Nevertheless, William Carpenter, a psychiatrist at the University of Maryland in Baltimore who chairs the DSM-V work group on psychosis, believes the needs of the “true positives” are so great that adding a diagnostic category to cover “psychosis risk” would, on balance, be a good thing. Frances brands this proposed diagnosis as “the most worrisome suggestion entertained”.
Given the controversy, psychosis risk may not make it into the DSM proper, and may instead appear in the appendix, as a condition needing more research. But even that designation might boost prescribing.
Frances and Spitzer are not the only ones with concerns, and there are other flashpoints (see “Hebephilia”, “Transgendered” and “Bereavement”). In March, Jane Costello of Duke University in Durham, North Carolina, resigned from the work group on disorders in childhood and adolescence, worried about what she saw as a lack of scientific rigour across the whole DSM revision. “I felt that there was not enough empirical work being achieved or planned,” she says.

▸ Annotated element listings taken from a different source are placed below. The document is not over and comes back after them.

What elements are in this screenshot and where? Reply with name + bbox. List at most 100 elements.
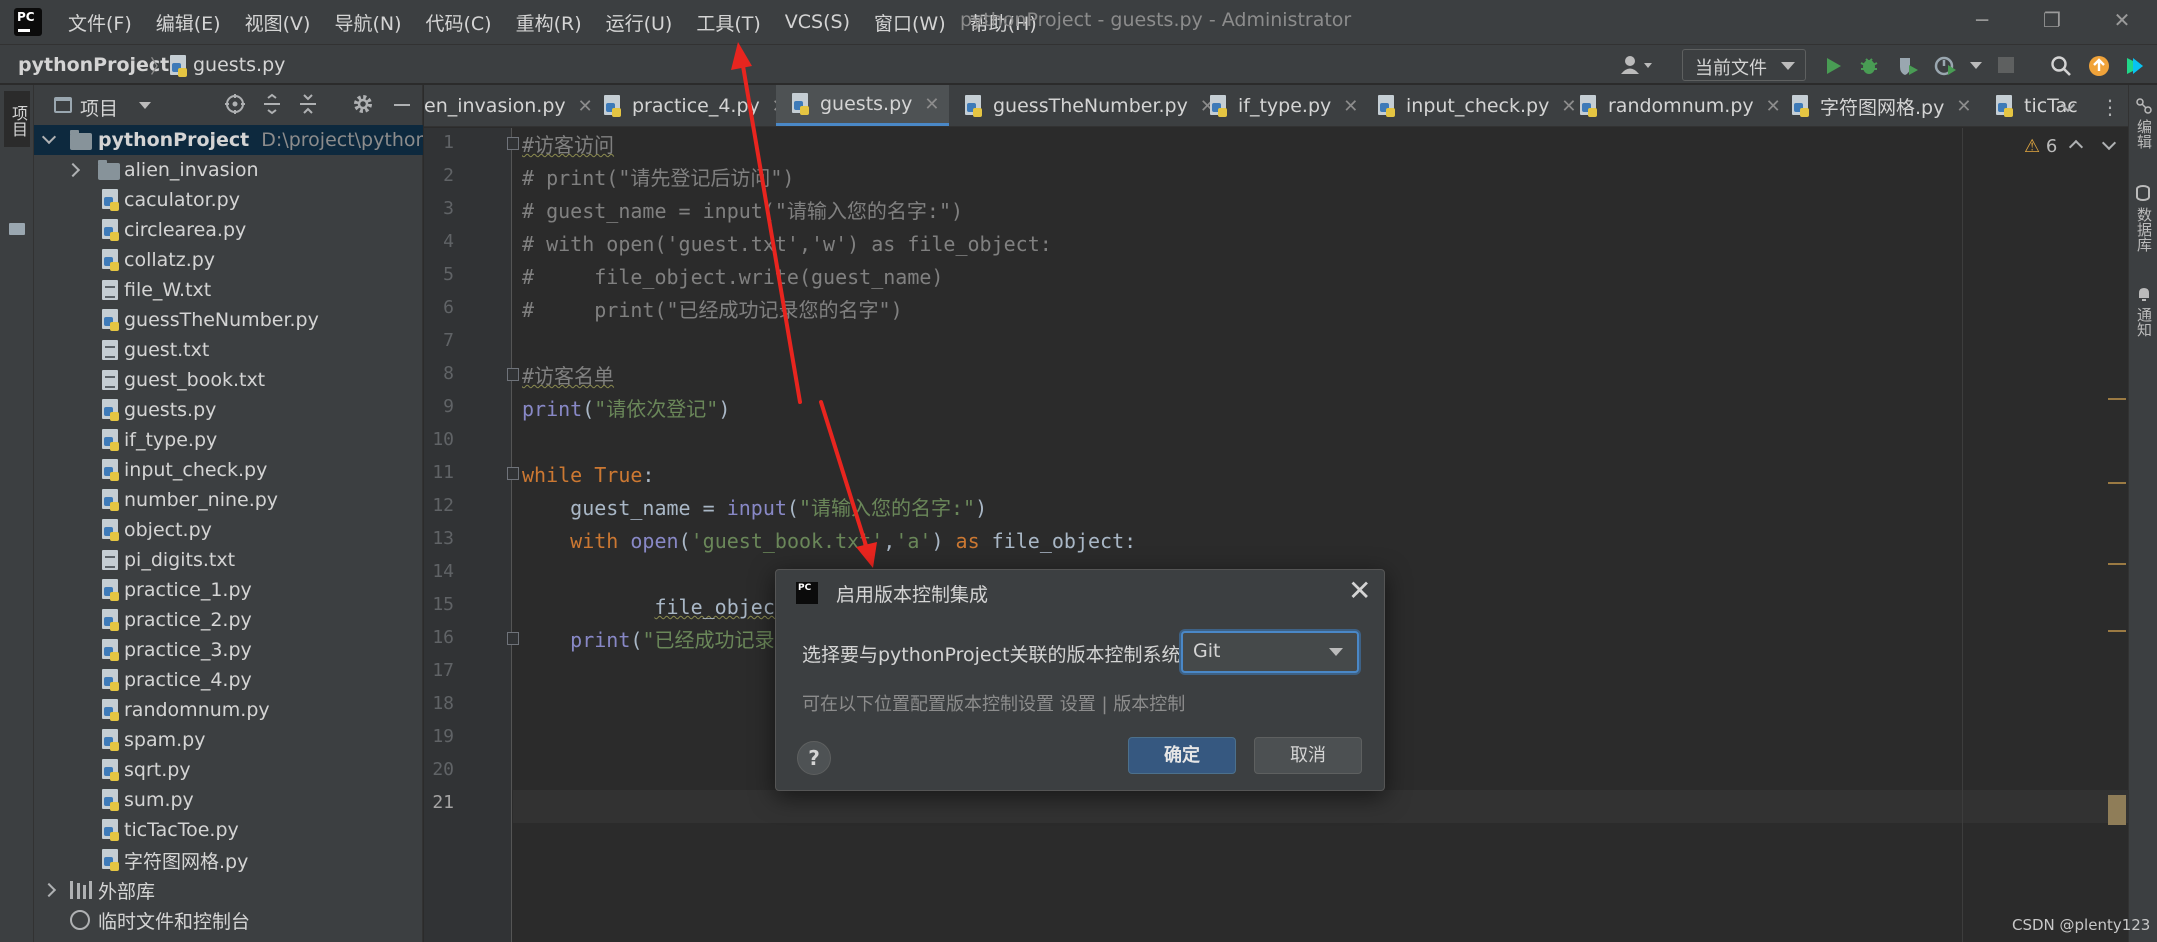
tree-file[interactable]: sqrt.py	[34, 755, 423, 785]
menu-item[interactable]: VCS(S)	[773, 11, 862, 33]
tree-file[interactable]: spam.py	[34, 725, 423, 755]
code-line[interactable]: #访客名单	[522, 360, 614, 393]
locate-file-icon[interactable]	[224, 93, 246, 120]
project-panel-title[interactable]: 项目	[80, 94, 118, 121]
cancel-button[interactable]: 取消	[1254, 737, 1362, 774]
menu-item[interactable]: 运行(U)	[594, 9, 685, 36]
close-icon[interactable]: ✕	[1348, 574, 1371, 607]
project-tool-window-button[interactable]: 项目	[4, 91, 30, 147]
right-strip-database[interactable]: 数据库	[2133, 207, 2155, 252]
minimize-button[interactable]: ─	[1954, 0, 2010, 40]
code-line[interactable]: # with open('guest.txt','w') as file_obj…	[522, 228, 1052, 261]
tree-file[interactable]: pi_digits.txt	[34, 545, 423, 575]
breadcrumb-file[interactable]: guests.py	[193, 54, 285, 76]
tree-file[interactable]: practice_4.py	[34, 665, 423, 695]
code-line[interactable]: # guest_name = input("请输入您的名字:")	[522, 195, 963, 228]
scrollbar-marker[interactable]	[2108, 630, 2126, 632]
scrollbar-marker[interactable]	[2108, 563, 2126, 565]
code-line[interactable]: # file_object.write(guest_name)	[522, 261, 943, 294]
code-line[interactable]: guest_name = input("请输入您的名字:")	[522, 492, 987, 525]
menu-item[interactable]: 文件(F)	[56, 9, 144, 36]
chevron-down-icon[interactable]	[139, 102, 151, 109]
profile-icon[interactable]	[1934, 55, 1956, 77]
user-account-icon[interactable]	[1620, 54, 1654, 81]
editor-tab[interactable]: guests.py ✕	[776, 85, 950, 126]
expand-all-icon[interactable]	[262, 93, 282, 120]
code-line[interactable]: # print("请先登记后访问")	[522, 162, 794, 195]
code-line[interactable]: print("请依次登记")	[522, 393, 730, 426]
menu-item[interactable]: 代码(C)	[413, 9, 503, 36]
scrollbar-marker[interactable]	[2108, 398, 2126, 400]
tree-file[interactable]: if_type.py	[34, 425, 423, 455]
chevron-down-icon[interactable]	[41, 129, 57, 145]
chevron-right-icon[interactable]	[65, 162, 81, 178]
tree-file[interactable]: 字符图网格.py	[34, 845, 423, 875]
coverage-icon[interactable]	[1896, 55, 1918, 77]
tree-file[interactable]: object.py	[34, 515, 423, 545]
search-icon[interactable]	[2050, 55, 2072, 77]
tree-file[interactable]: guessTheNumber.py	[34, 305, 423, 335]
menu-item[interactable]: 重构(R)	[504, 9, 594, 36]
menu-item[interactable]: 工具(T)	[684, 9, 772, 36]
close-window-button[interactable]: ✕	[2094, 0, 2150, 40]
tree-file[interactable]: randomnum.py	[34, 695, 423, 725]
editor-tab[interactable]: if_type.py ✕	[1194, 85, 1368, 126]
fold-marker-icon[interactable]	[507, 368, 519, 381]
tree-file[interactable]: input_check.py	[34, 455, 423, 485]
help-button[interactable]: ?	[797, 741, 831, 775]
tree-file[interactable]: practice_3.py	[34, 635, 423, 665]
pycharm-logo-icon[interactable]: PC	[11, 5, 45, 39]
update-icon[interactable]	[2088, 55, 2110, 77]
tree-file[interactable]: guest_book.txt	[34, 365, 423, 395]
tree-file[interactable]: caculator.py	[34, 185, 423, 215]
run-more-chevron-icon[interactable]	[1970, 62, 1982, 69]
code-line[interactable]: while True:	[522, 459, 654, 492]
more-tabs-icon[interactable]: ⋮	[2100, 95, 2120, 119]
tree-file[interactable]: number_nine.py	[34, 485, 423, 515]
breadcrumb-project[interactable]: pythonProject	[18, 54, 169, 76]
right-strip-notifications[interactable]: 通知	[2133, 307, 2155, 337]
menu-item[interactable]: 视图(V)	[233, 9, 323, 36]
debug-icon[interactable]	[1858, 55, 1880, 77]
scrollbar-marker[interactable]	[2108, 482, 2126, 484]
menu-item[interactable]: 窗口(W)	[862, 9, 958, 36]
code-line[interactable]: #访客访问	[522, 129, 614, 162]
fold-marker-icon[interactable]	[507, 137, 519, 150]
folder-icon[interactable]	[9, 223, 25, 235]
editor-tab[interactable]: input_check.py ✕	[1362, 85, 1586, 126]
tree-folder[interactable]: alien_invasion	[34, 155, 423, 185]
code-line[interactable]: with open('guest_book.txt','a') as file_…	[522, 525, 1136, 558]
tree-scratches[interactable]: 临时文件和控制台	[34, 905, 423, 935]
tree-file[interactable]: guest.txt	[34, 335, 423, 365]
fold-marker-icon[interactable]	[507, 467, 519, 480]
jetbrains-ai-icon[interactable]	[2124, 55, 2146, 77]
menu-item[interactable]: 编辑(E)	[144, 9, 233, 36]
close-icon[interactable]: ✕	[1343, 96, 1358, 117]
run-icon[interactable]	[1822, 55, 1844, 77]
gear-icon[interactable]	[352, 93, 374, 120]
editor-tab[interactable]: en_invasion.py ✕	[424, 85, 603, 126]
hide-panel-icon[interactable]	[394, 104, 410, 106]
code-line[interactable]: file_object	[522, 591, 786, 624]
vcs-select[interactable]: Git	[1181, 631, 1359, 673]
stop-icon[interactable]	[1998, 57, 2014, 73]
tree-file[interactable]: ticTacToe.py	[34, 815, 423, 845]
menu-item[interactable]: 导航(N)	[322, 9, 413, 36]
tree-file[interactable]: file_W.txt	[34, 275, 423, 305]
collapse-all-icon[interactable]	[298, 93, 318, 120]
fold-marker-icon[interactable]	[507, 632, 519, 645]
ok-button[interactable]: 确定	[1128, 737, 1236, 774]
tree-file[interactable]: collatz.py	[34, 245, 423, 275]
tree-root-project[interactable]: pythonProject D:\project\pythonProj	[34, 125, 423, 155]
run-configuration-select[interactable]: 当前文件	[1682, 49, 1806, 81]
editor-tab[interactable]: practice_4.py✕	[588, 85, 797, 126]
restore-button[interactable]: ❐	[2024, 0, 2080, 40]
tree-file[interactable]: practice_1.py	[34, 575, 423, 605]
editor-tab[interactable]: guessTheNumber.py ✕	[949, 85, 1225, 126]
tree-file[interactable]: circlearea.py	[34, 215, 423, 245]
chevron-right-icon[interactable]	[41, 882, 57, 898]
tree-file[interactable]: guests.py	[34, 395, 423, 425]
scrollbar-caret-marker[interactable]	[2108, 795, 2126, 825]
right-strip-edit[interactable]: 编辑	[2133, 119, 2155, 149]
tree-external-libraries[interactable]: 外部库	[34, 875, 423, 905]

The disputes are getting ugly. Senior APA figures have even suggested that Spitzer and Frances are motivated by a desire to safeguard their flow of royalties from clinical guides linked to the current DSM. “The fact that Dr. Frances was informed… that subsequent editions of his DSM-IV associated products would cease when the new edition is finalized, should be considered when evaluating his critique,” leading APA figures said in a response to Frances’s editorial.
Spitzer and Frances reject this charge. “To suggest that I have no concern other than the royalties is a little absurd,” says Spitzer. “My annual royalties from DSM-IV related books are $10,000 per year,” notes Frances. “These have nothing to do with concerns I expressed.”

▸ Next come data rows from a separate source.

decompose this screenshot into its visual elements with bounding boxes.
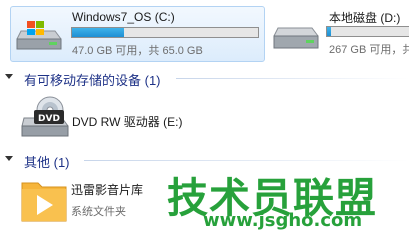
removable-group-title: 有可移动存储的设备 (1) [24,73,161,88]
collapse-arrow-icon[interactable] [5,156,13,161]
hard-drive-icon [272,16,320,52]
drive-c-space-fill [72,28,125,37]
media-library-sublabel: 系统文件夹 [71,206,126,218]
drive-d-space-bar [326,26,409,37]
drive-c-name: Windows7_OS (C:) [72,10,175,24]
hard-drive-windows-icon [15,17,63,53]
watermark: 技术员联盟 www.jsgho.com [167,164,405,234]
drive-c-space-text: 47.0 GB 可用，共 65.0 GB [72,45,203,57]
drive-d-space-fill [327,27,332,36]
watermark-url: www.jsgho.com [203,210,363,231]
drive-d-tile[interactable]: 本地磁盘 (D:) 267 GB 可用，共 2 [268,6,409,62]
svg-text:DVD: DVD [38,114,60,124]
media-library-label: 迅雷影音片库 [71,183,144,197]
group-divider [84,160,409,161]
dvd-drive-label: DVD RW 驱动器 (E:) [72,115,183,129]
drive-d-space-text: 267 GB 可用，共 2 [329,44,409,56]
collapse-arrow-icon[interactable] [5,74,13,79]
removable-group-header[interactable]: 有可移动存储的设备 (1) [0,70,409,88]
drive-d-name: 本地磁盘 (D:) [329,11,401,25]
drive-c-space-bar [71,27,259,38]
dvd-drive-icon: DVD [20,96,72,140]
group-divider [176,78,409,79]
dvd-drive-item[interactable]: DVD DVD RW 驱动器 (E:) [20,96,220,142]
drive-c-tile[interactable]: Windows7_OS (C:) 47.0 GB 可用，共 65.0 GB [10,6,265,62]
media-library-folder-icon [20,177,68,223]
other-group-title: 其他 (1) [24,155,70,170]
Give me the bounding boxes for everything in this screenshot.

Attention has also turned to the financial interests of those working on DSM-V. The APA has ruled that members of the task force and work groups may not receive more than $10,000 per year from industry while working on DSM-V, and must keep their stock holdings below $50,000. This doesn’t satisfy Lisa Cosgrove of the University of Massachusetts, Boston, who studies financial conflicts in psychiatry (New Scientist, 29 April 2006, p 14). She notes that the APA’s ruling places no limit on industry research grants, and has found that the proportion of DSM-V panel members who have industry links is exactly the same as it was for DSM-IV, at 56 per cent (The New England Journal of Medicine, vol 360, p 2035).
The final version of DSM-V is scheduled to be published in 2012, but given the level of controversy and the need to test whether psychiatrists can reliably use the proposed diagnoses, that date seems certain to slip.
For now, there is an uneasy ceasefire, but next month the work groups will post their proposed changes on the APA’s website. Stand by for renewed hostilities.